Dynamic Duo Studio
The moment I saw my daughter, I knew I'd made a terrible mistake. Her eyes were red. Her face was puffy from crying. And she looked at me like I was the worst mother on the planet. Perhaps I was.
She had just received a "Good Citizen" award at the school assembly, and I had missed it. I didn't mean to. In truth, I'd planned my whole day around the assembly. Willa had been one of three first-graders in her class chosen to receive the award, and I was so proud of her that I gathered an embarrassingly large entourage of relatives to witness her moment of glory. I also carefully marked it on our calendar: Assembly, Friday at 10:30. But I was wrong. The assembly had started at 9:45. By the time we arrived, Willa had already received her award.

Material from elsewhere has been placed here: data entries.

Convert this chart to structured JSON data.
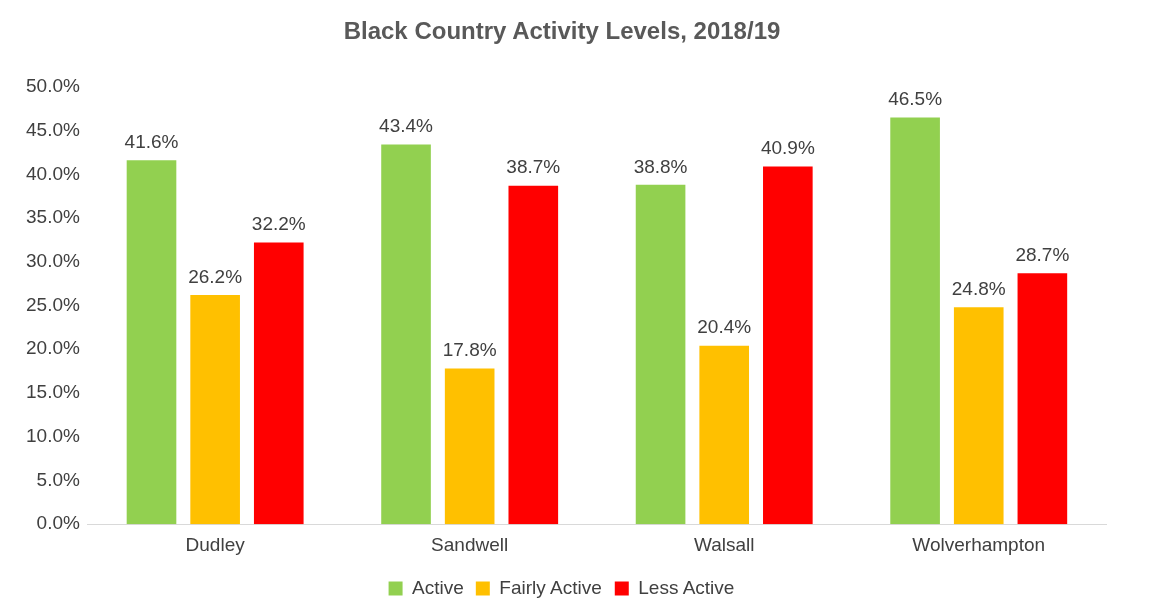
{
  "chart_data": {
    "type": "bar",
    "title": "Black Country Activity Levels, 2018/19",
    "categories": [
      "Dudley",
      "Sandwell",
      "Walsall",
      "Wolverhampton"
    ],
    "series": [
      {
        "name": "Active",
        "color": "#92d050",
        "values": [
          41.6,
          43.4,
          38.8,
          46.5
        ],
        "value_labels": [
          "41.6%",
          "43.4%",
          "38.8%",
          "46.5%"
        ]
      },
      {
        "name": "Fairly Active",
        "color": "#ffc000",
        "values": [
          26.2,
          17.8,
          20.4,
          24.8
        ],
        "value_labels": [
          "26.2%",
          "17.8%",
          "20.4%",
          "24.8%"
        ]
      },
      {
        "name": "Less Active",
        "color": "#ff0000",
        "values": [
          32.2,
          38.7,
          40.9,
          28.7
        ],
        "value_labels": [
          "32.2%",
          "38.7%",
          "40.9%",
          "28.7%"
        ]
      }
    ],
    "ylim": [
      0,
      50
    ],
    "yticks": [
      {
        "value": 0,
        "label": "0.0%"
      },
      {
        "value": 5,
        "label": "5.0%"
      },
      {
        "value": 10,
        "label": "10.0%"
      },
      {
        "value": 15,
        "label": "15.0%"
      },
      {
        "value": 20,
        "label": "20.0%"
      },
      {
        "value": 25,
        "label": "25.0%"
      },
      {
        "value": 30,
        "label": "30.0%"
      },
      {
        "value": 35,
        "label": "35.0%"
      },
      {
        "value": 40,
        "label": "40.0%"
      },
      {
        "value": 45,
        "label": "45.0%"
      },
      {
        "value": 50,
        "label": "50.0%"
      }
    ],
    "grid": false,
    "legend": "bottom"
  }
}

As I held her afterward, I tried to explain that I was horribly, horribly sorry and that even grown-ups make mistakes. "This," she replied, as if knowing exactly where to pierce my heart, "is the biggest mistake you've ever made." That's when I realized that I was never going to be the perfect parent, no matter how hard I tried. It was another painful reminder that I wasn't even close.
We all know who that perfect parent is supposed to be: The person who's always loving and always around when kids need help with homework or need to be tucked into bed at night, who never loses his or her temper, never desperately craves time to be alone, and never misses assemblies.

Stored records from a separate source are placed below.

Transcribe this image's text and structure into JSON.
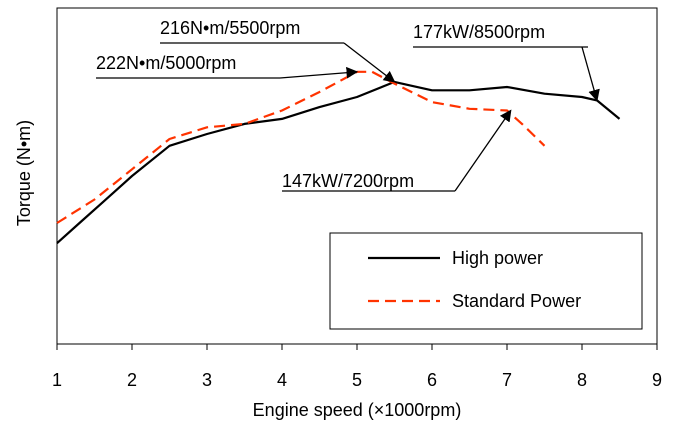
{
  "chart_data": {
    "type": "line",
    "xlabel": "Engine speed (×1000rpm)",
    "ylabel": "Torque (N•m)",
    "xlim": [
      1,
      9
    ],
    "x_ticks": [
      1,
      2,
      3,
      4,
      5,
      6,
      7,
      8,
      9
    ],
    "y_ticks_shown": false,
    "grid": false,
    "legend": "bottom-right",
    "series": [
      {
        "name": "High power",
        "color": "#000000",
        "dash": "solid",
        "points": [
          [
            1.0,
            0.3
          ],
          [
            1.3,
            0.36
          ],
          [
            1.6,
            0.42
          ],
          [
            2.0,
            0.5
          ],
          [
            2.5,
            0.59
          ],
          [
            3.0,
            0.625
          ],
          [
            3.5,
            0.655
          ],
          [
            4.0,
            0.67
          ],
          [
            4.5,
            0.705
          ],
          [
            5.0,
            0.735
          ],
          [
            5.5,
            0.78
          ],
          [
            5.7,
            0.77
          ],
          [
            6.0,
            0.755
          ],
          [
            6.5,
            0.755
          ],
          [
            7.0,
            0.765
          ],
          [
            7.5,
            0.745
          ],
          [
            8.0,
            0.735
          ],
          [
            8.2,
            0.725
          ],
          [
            8.5,
            0.67
          ]
        ]
      },
      {
        "name": "Standard Power",
        "color": "#ff3300",
        "dash": "dashed",
        "points": [
          [
            1.0,
            0.36
          ],
          [
            1.5,
            0.43
          ],
          [
            2.0,
            0.52
          ],
          [
            2.5,
            0.61
          ],
          [
            3.0,
            0.645
          ],
          [
            3.5,
            0.655
          ],
          [
            4.0,
            0.695
          ],
          [
            4.5,
            0.75
          ],
          [
            5.0,
            0.81
          ],
          [
            5.2,
            0.81
          ],
          [
            5.5,
            0.775
          ],
          [
            6.0,
            0.72
          ],
          [
            6.5,
            0.7
          ],
          [
            7.0,
            0.695
          ],
          [
            7.2,
            0.655
          ],
          [
            7.5,
            0.59
          ]
        ]
      }
    ],
    "annotations": [
      {
        "text": "216N•m/5500rpm",
        "x": 5.5,
        "y": 0.78,
        "anchor": "upper"
      },
      {
        "text": "222N•m/5000rpm",
        "x": 5.0,
        "y": 0.81,
        "anchor": "upper"
      },
      {
        "text": "177kW/8500rpm",
        "x": 8.2,
        "y": 0.725,
        "anchor": "upper"
      },
      {
        "text": "147kW/7200rpm",
        "x": 7.05,
        "y": 0.695,
        "anchor": "lower"
      }
    ]
  }
}
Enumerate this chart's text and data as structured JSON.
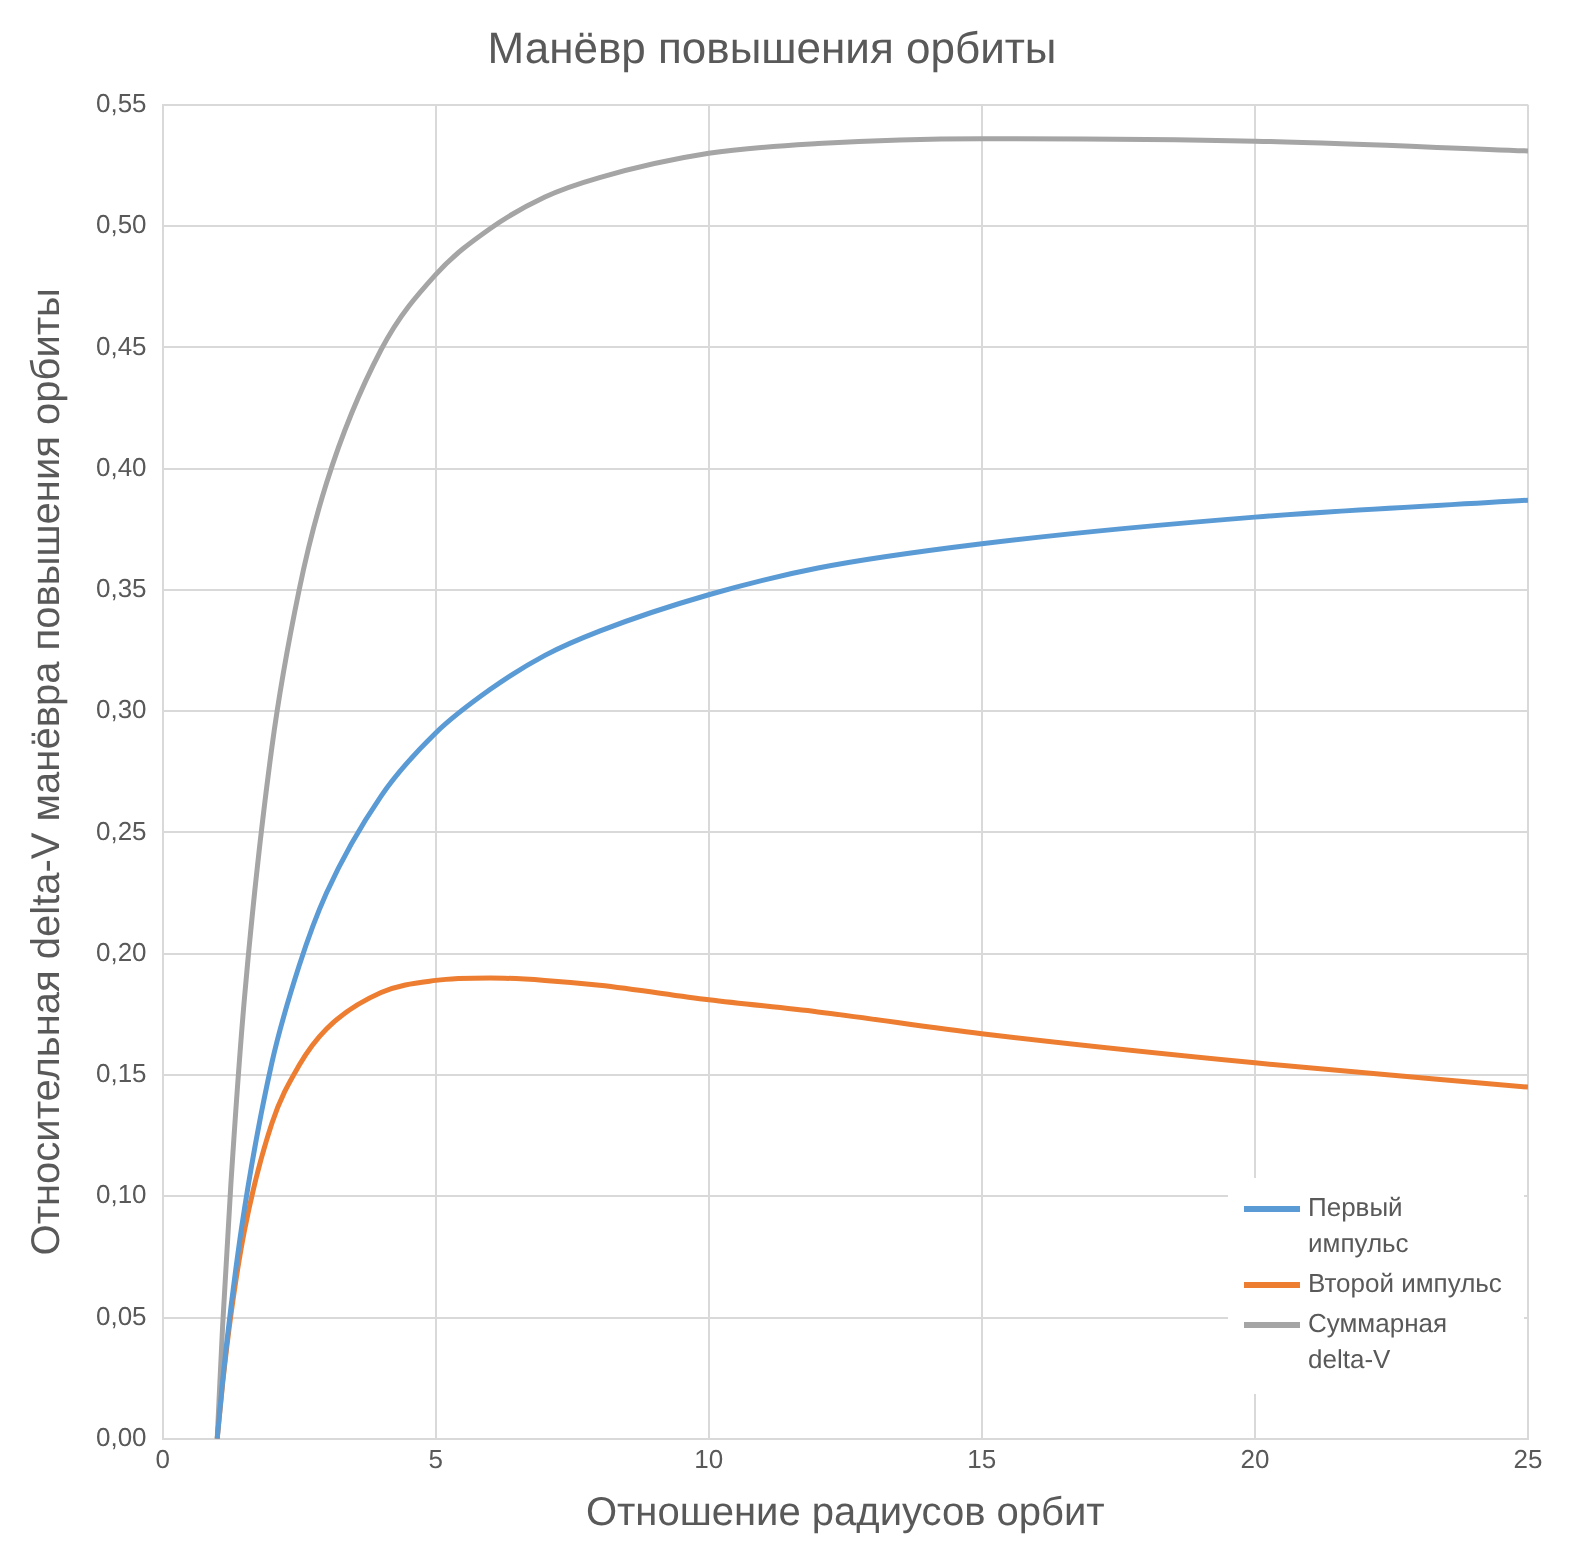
{
  "chart_data": {
    "type": "line",
    "title": "Манёвр повышения орбиты",
    "xlabel": "Отношение радиусов орбит",
    "ylabel": "Относительная delta-V манёвра повышения орбиты",
    "x": [
      1,
      1.1,
      1.25,
      1.5,
      2,
      2.5,
      3,
      4,
      5,
      6,
      7,
      8,
      10,
      12,
      15,
      20,
      25
    ],
    "series": [
      {
        "name": "Первый импульс",
        "color": "#5b9bd5",
        "values": [
          0,
          0.024,
          0.054,
          0.095,
          0.155,
          0.195,
          0.225,
          0.265,
          0.291,
          0.309,
          0.323,
          0.333,
          0.348,
          0.359,
          0.369,
          0.38,
          0.387
        ]
      },
      {
        "name": "Второй импульс",
        "color": "#ed7d31",
        "values": [
          0,
          0.023,
          0.051,
          0.086,
          0.13,
          0.154,
          0.169,
          0.184,
          0.189,
          0.19,
          0.189,
          0.187,
          0.181,
          0.176,
          0.167,
          0.155,
          0.145
        ]
      },
      {
        "name": "Суммарная delta-V",
        "color": "#a5a5a5",
        "values": [
          0,
          0.047,
          0.105,
          0.182,
          0.285,
          0.35,
          0.394,
          0.449,
          0.48,
          0.499,
          0.512,
          0.52,
          0.53,
          0.534,
          0.536,
          0.535,
          0.531
        ]
      }
    ],
    "xlim": [
      0,
      25
    ],
    "xticks": [
      0,
      5,
      10,
      15,
      20,
      25
    ],
    "ylim": [
      0,
      0.55
    ],
    "yticks": [
      {
        "value": 0,
        "label": "0,00"
      },
      {
        "value": 0.05,
        "label": "0,05"
      },
      {
        "value": 0.1,
        "label": "0,10"
      },
      {
        "value": 0.15,
        "label": "0,15"
      },
      {
        "value": 0.2,
        "label": "0,20"
      },
      {
        "value": 0.25,
        "label": "0,25"
      },
      {
        "value": 0.3,
        "label": "0,30"
      },
      {
        "value": 0.35,
        "label": "0,35"
      },
      {
        "value": 0.4,
        "label": "0,40"
      },
      {
        "value": 0.45,
        "label": "0,45"
      },
      {
        "value": 0.5,
        "label": "0,50"
      },
      {
        "value": 0.55,
        "label": "0,55"
      }
    ],
    "grid": true,
    "legend": "bottom right",
    "marker": "none",
    "line_style": "solid"
  }
}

No such parents exist, of course. And if they come close, it's sometimes at great cost to themselves and their families. Mothers and fathers who strive for perfection often, ironically, do their children more harm than good. "Parents who cannot tolerate their imperfections often cannot tolerate their children's either," says H. David Stein, M.D., a psychoanalyst in New York City. "As a result, kids will feel that their parents are dissatisfied with them, even if it's not stated. They pick up on subtle cues."